Facebook veut bloquer les bloqueurs

Réseaux sociaux.

De plus en plus d’internautes utilisent un logiciel pour se protéger des publicités en ligne. Facebook a décidé de contre-attaquer.

L’argent, c’est le nerf de la guerre et, dans la nouvelle économie, l’argent, c’est la publicité.

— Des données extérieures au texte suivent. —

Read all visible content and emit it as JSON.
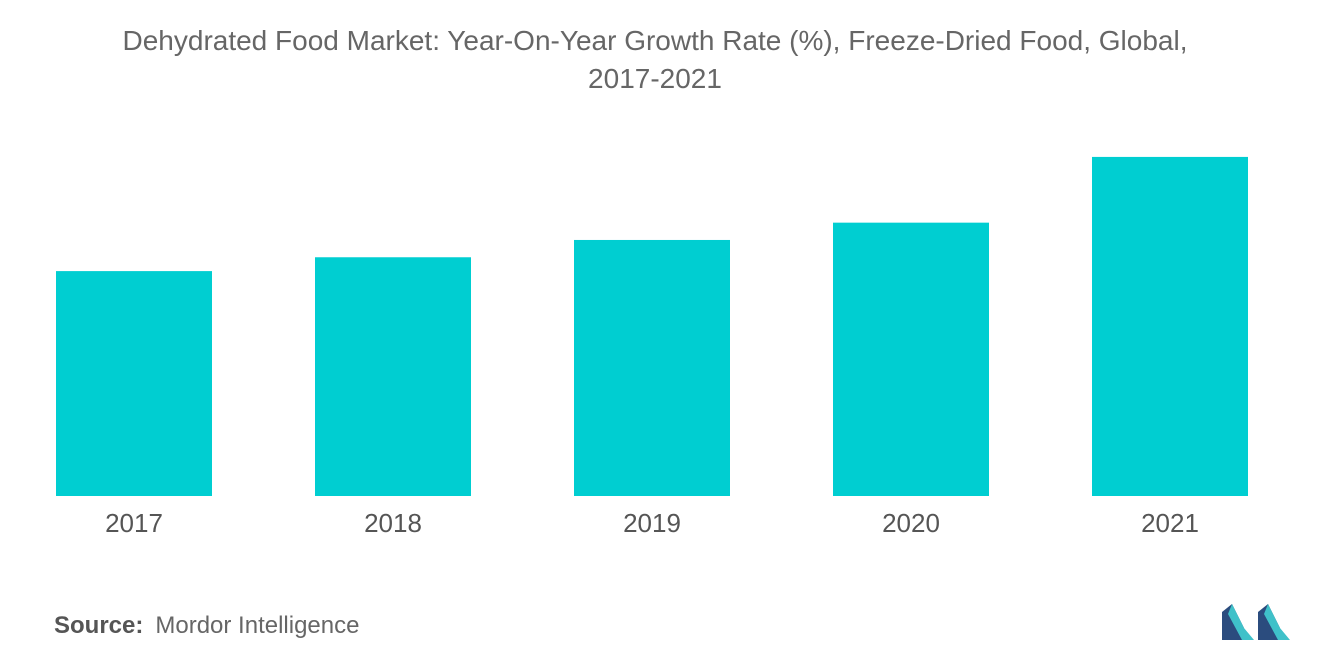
{
  "title_line1": "Dehydrated Food Market: Year-On-Year Growth Rate (%), Freeze-Dried Food, Global,",
  "title_line2": "2017-2021",
  "source": {
    "label": "Source:",
    "value": "Mordor Intelligence"
  },
  "colors": {
    "bar": "#00CED1",
    "text": "#666666",
    "logo_dark": "#2B4C7E",
    "logo_light": "#3FC1C9"
  },
  "chart_data": {
    "type": "bar",
    "title": "Dehydrated Food Market: Year-On-Year Growth Rate (%), Freeze-Dried Food, Global, 2017-2021",
    "categories": [
      "2017",
      "2018",
      "2019",
      "2020",
      "2021"
    ],
    "values": [
      6.5,
      6.9,
      7.4,
      7.9,
      9.8
    ],
    "ylim": [
      0,
      10
    ],
    "xlabel": "",
    "ylabel": "",
    "grid": false,
    "legend": "none"
  }
}
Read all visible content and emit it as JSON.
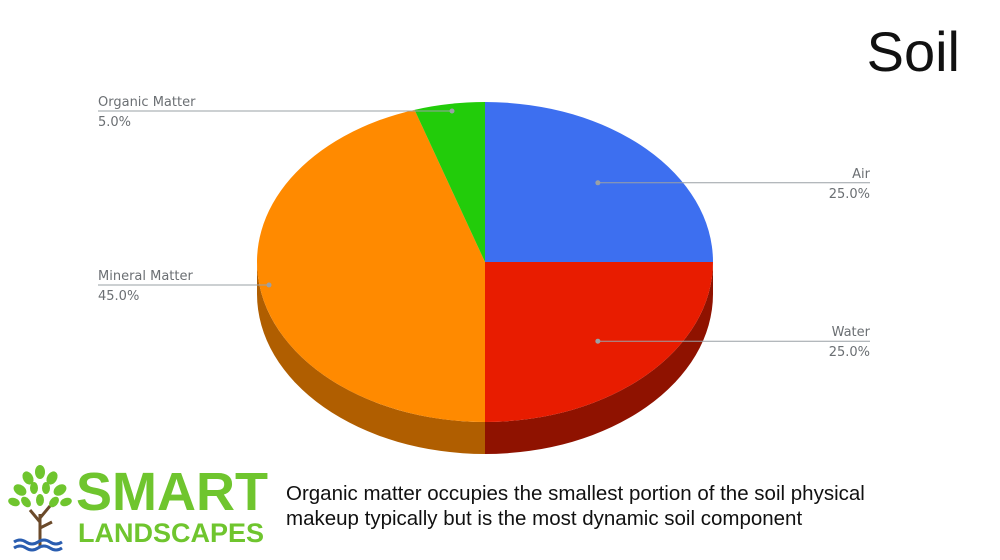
{
  "slide": {
    "title": "Soil",
    "caption_lines": [
      "Organic matter occupies the smallest portion of the soil physical",
      "makeup typically but is the most dynamic soil component"
    ]
  },
  "logo": {
    "word1": "SMART",
    "word2": "LANDSCAPES",
    "brand_green": "#6fc52e",
    "brand_blue": "#2a5db0"
  },
  "chart_data": {
    "type": "pie",
    "style": "3d",
    "title": "",
    "series": [
      {
        "name": "Air",
        "value": 25.0,
        "label": "25.0%",
        "color": "#3d6ff0",
        "side_color": "#2a4fb0"
      },
      {
        "name": "Water",
        "value": 25.0,
        "label": "25.0%",
        "color": "#e81c00",
        "side_color": "#8f1200"
      },
      {
        "name": "Mineral Matter",
        "value": 45.0,
        "label": "45.0%",
        "color": "#ff8a00",
        "side_color": "#b05e00"
      },
      {
        "name": "Organic Matter",
        "value": 5.0,
        "label": "5.0%",
        "color": "#22cc0a",
        "side_color": "#168a06"
      }
    ],
    "label_placement": "outside with leader lines"
  }
}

Une publicité devenue si invasive et intrusive que de plus en plus d’internautes s’en protègent en ayant recours à des bloqueurs de publicités ou « ad blockers ». Une parade intolérable pour le réseau social Facebook qui, en 2015, a tiré de la publicité 16 Mds€ de revenu, en hausse de 30 % par rapport à 2014. L’entreprise dirigée par Mark Zuckerberg vient donc de relancer les hostilités pour imposer la pub sur ses pages, en diffusant, lundi dernier, un communiqué qui résonne comme une déclaration de guerre. « Nous sommes déçus par les compagnies bloquant les publicités car leurs nouvelles tentatives [ d’amélioration du blocage] empêchent aussi l’affichage des messages d’amis et de certaines pages », expliquait la firme américaine en annonçant des mesures.

Guerre des codes

Dès mardi, la firme du milliardaire Mark Zuckerberg a confirmé avoir introduit une ligne de codes informatiques dans son programme afin de contourner les blocages. « Facebook a pris le chemin noir », a aussitôt protesté Ben Williams, le patron de Adblock Plus, ABP, leadeur du secteur des logiciels antipubs. Jeudi, Ben Williams criait victoire en annonçant que « deux jours ont suffi » à la communauté informatique pour contrer l’initiative de Facebook. Las : quelques heures plus tard, la firme américaine fanfaronnait à nouveau en assurant avoir réussi à ériger de nouvelles barrières.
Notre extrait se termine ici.